In short, I’d keep a watchful eye on Angular over the next year. If Google continues to stick with releases every six months, and if the project team stays together, it’s only going to get better. Facebook and Alibaba are simply not credible as tool builders. At least, not compared to Google, and especially not to the reborn Microsoft under Satya Nadella. In all this, Microsoft has been the bulwark of sanity, acting largely behind the scenes but seeming to put every babystep right, and clearly having the resources to do so. Microsoft is not married to Angular or to Google, but they are married to keeping a check on Apple and iOS. Angular provides a great opportunity to leverage ES2015 and beyond to make the browser experience as capable and high-quality as the native app experience, and it’s a safe bet that Microsoft is in it for the long run, so long as Apple keeps selling iPhones.

If you are starting a small-to-medium-sized project today and don’t have a vested interest in another framework, Angular 2 (via the CLI) is a worthy choice.

If you are starting a large project, you probably already have a stack, or are constrained by your available talent.

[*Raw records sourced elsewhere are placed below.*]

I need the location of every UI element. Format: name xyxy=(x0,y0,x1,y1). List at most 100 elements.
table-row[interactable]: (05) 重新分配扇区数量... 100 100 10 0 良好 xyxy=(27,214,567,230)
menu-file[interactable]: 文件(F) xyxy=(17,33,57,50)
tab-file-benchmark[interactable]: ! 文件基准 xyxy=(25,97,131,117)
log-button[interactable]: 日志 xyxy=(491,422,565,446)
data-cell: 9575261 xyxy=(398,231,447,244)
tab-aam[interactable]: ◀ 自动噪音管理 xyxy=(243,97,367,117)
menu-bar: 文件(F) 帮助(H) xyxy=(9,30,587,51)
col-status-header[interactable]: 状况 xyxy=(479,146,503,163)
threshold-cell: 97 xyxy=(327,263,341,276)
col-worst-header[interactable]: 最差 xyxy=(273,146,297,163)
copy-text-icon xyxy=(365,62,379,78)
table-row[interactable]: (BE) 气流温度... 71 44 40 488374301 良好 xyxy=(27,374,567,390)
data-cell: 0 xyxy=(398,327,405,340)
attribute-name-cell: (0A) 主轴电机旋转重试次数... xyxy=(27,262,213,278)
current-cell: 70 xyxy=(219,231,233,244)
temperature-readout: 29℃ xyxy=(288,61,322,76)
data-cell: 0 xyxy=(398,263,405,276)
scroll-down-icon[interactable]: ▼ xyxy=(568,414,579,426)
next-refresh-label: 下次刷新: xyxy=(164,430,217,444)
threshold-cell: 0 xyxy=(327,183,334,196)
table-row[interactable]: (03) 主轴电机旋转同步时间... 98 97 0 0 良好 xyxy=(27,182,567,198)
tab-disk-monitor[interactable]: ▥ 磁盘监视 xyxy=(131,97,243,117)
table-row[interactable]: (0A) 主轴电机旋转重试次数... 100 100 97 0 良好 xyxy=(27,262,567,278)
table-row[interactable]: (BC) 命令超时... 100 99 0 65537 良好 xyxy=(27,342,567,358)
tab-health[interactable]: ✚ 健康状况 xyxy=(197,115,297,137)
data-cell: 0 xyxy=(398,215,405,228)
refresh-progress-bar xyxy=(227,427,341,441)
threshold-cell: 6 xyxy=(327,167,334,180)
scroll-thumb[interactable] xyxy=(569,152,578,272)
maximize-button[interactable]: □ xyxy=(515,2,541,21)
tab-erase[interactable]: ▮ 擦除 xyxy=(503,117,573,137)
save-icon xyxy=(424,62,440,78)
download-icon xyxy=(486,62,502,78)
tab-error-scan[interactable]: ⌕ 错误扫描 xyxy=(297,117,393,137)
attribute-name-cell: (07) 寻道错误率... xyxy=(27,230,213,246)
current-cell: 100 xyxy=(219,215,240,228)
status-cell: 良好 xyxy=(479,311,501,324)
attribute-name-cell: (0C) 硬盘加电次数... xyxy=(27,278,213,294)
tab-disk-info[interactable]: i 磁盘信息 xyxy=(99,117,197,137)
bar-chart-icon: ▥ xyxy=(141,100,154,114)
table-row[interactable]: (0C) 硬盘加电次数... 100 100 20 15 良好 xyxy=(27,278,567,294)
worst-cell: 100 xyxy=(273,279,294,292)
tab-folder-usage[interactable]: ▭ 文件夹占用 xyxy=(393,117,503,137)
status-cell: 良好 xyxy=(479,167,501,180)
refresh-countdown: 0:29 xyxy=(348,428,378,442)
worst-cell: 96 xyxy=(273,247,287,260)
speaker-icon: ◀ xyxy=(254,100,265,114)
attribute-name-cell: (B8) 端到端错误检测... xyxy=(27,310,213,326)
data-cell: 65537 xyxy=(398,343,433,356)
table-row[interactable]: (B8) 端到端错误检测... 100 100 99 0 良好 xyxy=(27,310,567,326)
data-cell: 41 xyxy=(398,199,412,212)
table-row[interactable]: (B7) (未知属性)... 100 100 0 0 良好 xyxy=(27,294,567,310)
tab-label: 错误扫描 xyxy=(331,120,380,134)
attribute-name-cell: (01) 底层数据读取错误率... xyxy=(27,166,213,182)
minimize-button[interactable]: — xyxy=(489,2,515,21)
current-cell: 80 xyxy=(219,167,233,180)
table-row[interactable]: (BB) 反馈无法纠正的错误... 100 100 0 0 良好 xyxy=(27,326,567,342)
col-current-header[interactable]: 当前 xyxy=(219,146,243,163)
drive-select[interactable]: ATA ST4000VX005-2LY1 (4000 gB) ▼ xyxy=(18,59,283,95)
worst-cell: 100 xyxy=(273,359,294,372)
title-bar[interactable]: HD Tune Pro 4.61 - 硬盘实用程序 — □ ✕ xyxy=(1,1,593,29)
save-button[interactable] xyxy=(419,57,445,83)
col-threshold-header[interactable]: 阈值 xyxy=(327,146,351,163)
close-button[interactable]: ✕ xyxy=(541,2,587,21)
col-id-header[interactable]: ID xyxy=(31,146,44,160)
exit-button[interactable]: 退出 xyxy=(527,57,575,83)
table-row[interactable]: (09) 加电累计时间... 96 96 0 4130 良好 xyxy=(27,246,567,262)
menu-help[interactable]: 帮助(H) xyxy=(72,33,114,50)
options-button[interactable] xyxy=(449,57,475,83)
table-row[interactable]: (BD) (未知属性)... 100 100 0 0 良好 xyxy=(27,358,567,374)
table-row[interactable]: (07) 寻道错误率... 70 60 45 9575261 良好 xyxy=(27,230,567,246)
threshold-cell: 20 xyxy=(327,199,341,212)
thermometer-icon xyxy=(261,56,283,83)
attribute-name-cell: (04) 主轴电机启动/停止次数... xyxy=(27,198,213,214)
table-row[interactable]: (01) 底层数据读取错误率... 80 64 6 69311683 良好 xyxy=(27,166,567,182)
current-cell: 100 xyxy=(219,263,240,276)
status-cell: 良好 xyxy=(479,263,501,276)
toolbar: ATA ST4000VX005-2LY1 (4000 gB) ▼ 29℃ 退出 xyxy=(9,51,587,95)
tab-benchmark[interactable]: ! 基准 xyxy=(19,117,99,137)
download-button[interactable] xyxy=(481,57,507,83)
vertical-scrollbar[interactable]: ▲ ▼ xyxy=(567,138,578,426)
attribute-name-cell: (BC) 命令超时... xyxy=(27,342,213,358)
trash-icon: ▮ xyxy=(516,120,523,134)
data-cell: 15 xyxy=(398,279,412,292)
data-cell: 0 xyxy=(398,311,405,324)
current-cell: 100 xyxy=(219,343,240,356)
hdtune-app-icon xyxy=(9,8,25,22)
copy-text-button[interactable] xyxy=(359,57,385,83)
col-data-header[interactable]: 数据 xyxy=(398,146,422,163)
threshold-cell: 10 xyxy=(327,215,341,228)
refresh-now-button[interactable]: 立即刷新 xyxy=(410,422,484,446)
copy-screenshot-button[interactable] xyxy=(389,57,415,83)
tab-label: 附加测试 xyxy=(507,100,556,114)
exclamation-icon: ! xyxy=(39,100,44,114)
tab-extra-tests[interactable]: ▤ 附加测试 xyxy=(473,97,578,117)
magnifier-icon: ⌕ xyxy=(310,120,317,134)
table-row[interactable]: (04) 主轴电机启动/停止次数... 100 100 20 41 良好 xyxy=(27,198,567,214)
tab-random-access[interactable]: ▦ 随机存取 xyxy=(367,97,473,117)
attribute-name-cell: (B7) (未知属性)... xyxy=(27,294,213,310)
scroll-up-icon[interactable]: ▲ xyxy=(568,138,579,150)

If so, its probably not a great time for you to become your company’s Angular evangelist, at least not until the AngularJS / Angular bifurcation settles down. If not, give Angular 5 (again, via the CLI) a serious look. If your project team can handle it, it may well be a homerun.

In another year, if AngularJS continues to dominate the Angular job postings, stick a fork in the whole Angular enchilada. Besides, by then there will be some other shiny new framework to victimize you.